Uyuni is a Bolivian city known for being near the Salar de Uyuni, a 12,000-square-meter salt flat in the Province of Potosí, located in the border with Chile. In Uyuni (2005), although he makes no mention to the salt flat, Argentinian artist Andrés Denegri depicts a situation as arid as the desert itself. Shown at the 15th Videobrasil International Electronic Art Festival (2005) and featured in Videobrasil on Tour 2006-2007, the video serves as a starting point for this edition of FF>>Dossier, which is dedicated to the work of Denegri, and a part of the Outros espaços curatorial section, aimed at widening the debate about the possibilities of construction-perception of space through image.

In Uyuni, a foreign couple that can't leave town discuss their situation inside a room, standing on the border between safe and unsafe. Superimpositions of video and film create a sharp view of space, combining the intimacy of conversation, images of empty streets, and broadcasts from a Peruvian radio station. As if in an extension of the situation in which the couple find themselves, the space is charged with tension between public and private, places and territories, imagination and reality. In this work near and far overlap with each other (as do electronic and filmic images), evidencing the heterotopia typical of contemporary spaces. Street, city, room, country, continent, all can be seen in open shots amidst the desolate landscape of Uyuni.

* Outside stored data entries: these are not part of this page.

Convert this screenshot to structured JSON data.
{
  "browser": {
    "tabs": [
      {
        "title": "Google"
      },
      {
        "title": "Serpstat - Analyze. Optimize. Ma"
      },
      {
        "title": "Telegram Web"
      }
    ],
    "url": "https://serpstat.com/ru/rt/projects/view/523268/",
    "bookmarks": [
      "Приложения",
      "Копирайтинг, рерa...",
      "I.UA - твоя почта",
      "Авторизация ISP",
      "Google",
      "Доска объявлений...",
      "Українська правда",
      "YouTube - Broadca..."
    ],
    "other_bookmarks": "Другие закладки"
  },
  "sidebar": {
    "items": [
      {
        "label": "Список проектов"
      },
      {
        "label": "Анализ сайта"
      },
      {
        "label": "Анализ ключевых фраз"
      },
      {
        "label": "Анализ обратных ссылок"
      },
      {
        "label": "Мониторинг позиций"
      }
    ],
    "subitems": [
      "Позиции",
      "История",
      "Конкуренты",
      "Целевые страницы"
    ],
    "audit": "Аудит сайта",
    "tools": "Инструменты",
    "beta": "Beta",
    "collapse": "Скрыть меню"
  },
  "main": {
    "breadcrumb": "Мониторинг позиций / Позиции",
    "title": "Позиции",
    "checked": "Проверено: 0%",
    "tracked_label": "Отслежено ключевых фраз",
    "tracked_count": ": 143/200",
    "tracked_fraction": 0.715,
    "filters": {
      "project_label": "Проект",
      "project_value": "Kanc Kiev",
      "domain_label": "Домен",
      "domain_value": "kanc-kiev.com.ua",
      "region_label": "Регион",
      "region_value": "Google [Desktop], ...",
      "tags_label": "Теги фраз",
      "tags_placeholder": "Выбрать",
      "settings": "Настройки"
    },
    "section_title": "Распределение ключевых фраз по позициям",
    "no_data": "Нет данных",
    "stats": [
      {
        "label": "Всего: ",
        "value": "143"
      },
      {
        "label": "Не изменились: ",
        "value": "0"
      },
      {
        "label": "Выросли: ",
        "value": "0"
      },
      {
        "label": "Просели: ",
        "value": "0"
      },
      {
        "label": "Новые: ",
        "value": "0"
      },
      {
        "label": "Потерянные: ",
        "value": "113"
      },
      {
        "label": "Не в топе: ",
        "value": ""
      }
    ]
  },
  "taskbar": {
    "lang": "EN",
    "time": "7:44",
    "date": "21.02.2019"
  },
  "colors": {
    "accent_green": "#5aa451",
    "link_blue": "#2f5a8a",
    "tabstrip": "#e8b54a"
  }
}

With a deep knowledge of the Argentinian cultural scenario and artistic production, critic, professor, and curator Rodrigo Alonso wrote about Denegri's artwork in the Essay. The situations created by the tension between distance and intimacy, present ever since the artist's first works, are one of the issues approached by Alonso, to whom Denegri tends to work with metonymy, leaving the final decision about certain situations up to the audience. As Alonso himself put it, Denegri “builds an audiovisual account using fragments that refer to an absent entirety, with gaps left to be filled in by the viewer.”